Auf ihrer Homepage hat die BK 4 umfang­reiche Unter­lagen zum Thema bereit­ge­stellt, unter anderem ein Berech­nungstool für das indivi­duelle Netzentgelt. Hier finden sich auch praktische Handrei­chungen. Hilfreich für die Praxis ist insbe­sondere ein Merkblatt mit allge­meinen Infor­ma­tionen. Die BNetzA hat auch eine Muster­ver­ein­barung für die Abrede zwischen Netzbe­treiber und Letzt­ver­braucher erstellt. Anders als viele glauben, können nicht nur Großun­ter­nehmen über besondere Netzent­gelte nachdenken. Auch mancher Mittel­ständler – zB Bäcke­reien – kann seine Netznutzung so organi­sieren, dass er die Hochlast­zeit­fenster seines Netzbe­treibers in relevantem Maße vermeidet. Diese sind im Internet publi­ziert. Es lohnt sich also in vielen Fällen durchaus, das Bezugs­ver­halten zu durch­leuchten und auf den Netzbe­treiber zuzugehen, dem es im Übrigen nicht freisteht, ob er bei Bestehen der Geneh­mi­gungs­vor­aus­set­zungen ein indivi­du­elles Netzentgelt anbietet oder nicht.
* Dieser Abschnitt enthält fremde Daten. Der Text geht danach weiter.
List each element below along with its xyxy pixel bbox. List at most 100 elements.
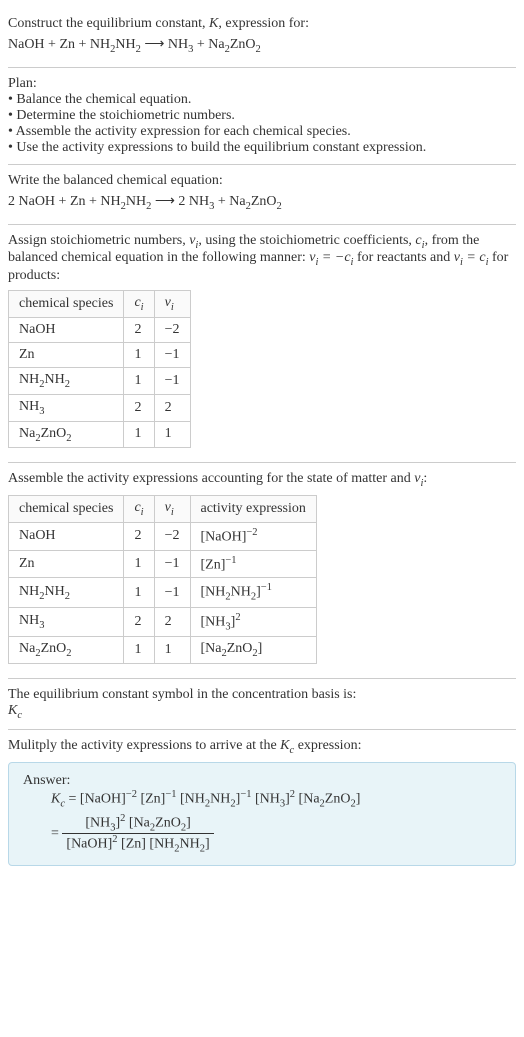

Hierauf besteht ein Anspruch des Letztverbrauchers.

Aller­dings ist eine Anzeige nicht rund ums Jahr möglich. Es gilt eine Frist zum 30.09. Wer zu spät oder mit unvoll­stän­digen Angaben kommt, muss ein Jahr warten. Für viele Unter­nehmen, die sehr, sehr viel Strom beziehen, wäre das ein Desaster: Ihr Strom würde sich so verteuern, dass sie in Deutschland nicht weiter­pro­du­zieren könnten.

Formulare für die Anzeigen für beide Formen der indivi­du­ellen Netznutzung gibt es ebenfalls auf der Seite der BK 4 der BNetzA. Soeben hat die Behörde die aktuellen Anzei­ge­for­mulare für das Jahr 2018 bereit­ge­stellt. Für Bandlast­kunden finden Sie sie hier. Für die Fälle der atypi­schen Netznutzung gilt dieses Anzei­ge­for­mular.